What happened in the US after the war, can also be said of good old Europe. Many Solingen makers went out of business and these days there is hardly anyone carrying a Solingen made workmen's knife like the hippekniep (a.k.a. sodbuster) no more. Same for Sheffield and many a maker in Thiers, France. What remained were the two giants of Victorinox and Opinel.
 
In answer to your question, round about sometime the 1980's when pocket clips, and one-hand opening became voge, the "reinvention" of the linerlock, and a bunch of mall ninja and wannabees decided they wanted one (illsuited) blade for everything in a boxy knife with sharp corners and too thin a handle to get a comfortable grip, who bought into the marketing hype/lie that a knife wasn't "safe to use" unless it had a locking blade.

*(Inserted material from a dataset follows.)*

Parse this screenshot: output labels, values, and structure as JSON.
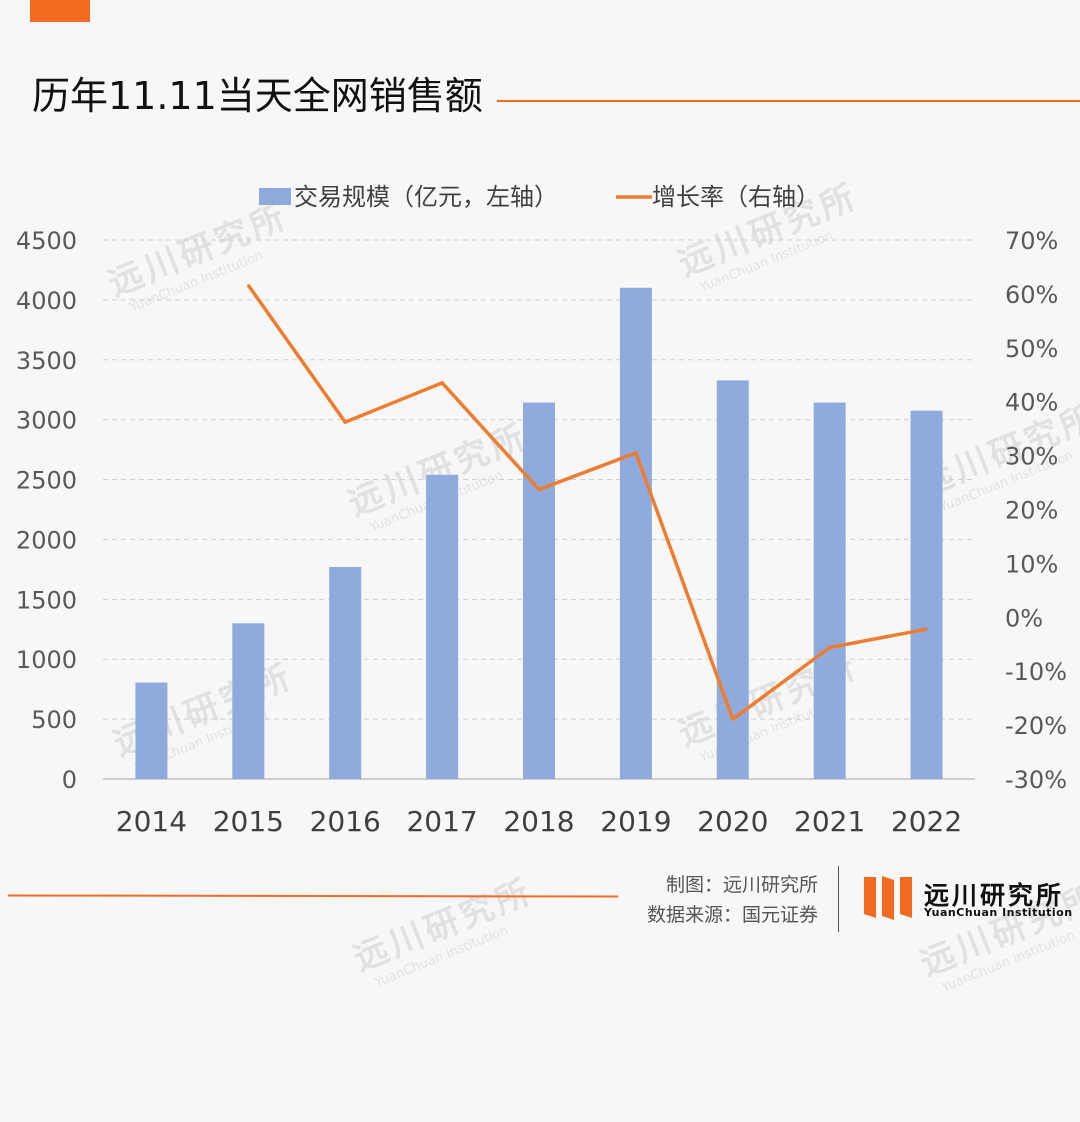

I don’t disagree. But, I’ll add that it was around the same time that many of those older classic family heirlooms started to self-destruct and gas out from celluloid decomposition. No surprise that many would turn to stainless steels blades and handles and later titanium frames.

n2s
 
I never knew they were "traditional" until I started checking out Blade Forum and found that's how they were "categorized". I figured it was mainly to differentiate from "tacticool" ... which should be a subforum title by the way. Before that, I just called them what they were, slip joints, lockbacks etc. In my mind, "tacticool" needed specific designation ... not traditional, which has been around forever and still is. But tacticool seems to have taken over in the mainstream. For example, on "my" firearms forum, if it isn't "tacticool", no one seems interested. If there is a continued rise in popularity of tacticool ... "traditional" may be changed to "historical" ... or something or other.
 
I never knew they were "traditional" until I started checking out Blade Forum and found that's how they were "categorized". I figured it was mainly to differentiate from "tacticool" ... which should be a subforum title by the way. Before that, I just called them what they were, slip joints, lockbacks etc. In my mind, "tacticool" needed specific designation ... not traditional, which has been around forever and still is. But tacticool seems to have taken over in the mainstream. For example, on "my" firearms forum, if it isn't "tacticool", no one seems interested. If there is a continued rise in popularity of tacticool ... "traditional" may be changed to "historical" ... or something or other.
Remember when the stuff we like and are accustomed to wasn’t seen as just for old farts?
Remember when policemen didn’t look like kids to us?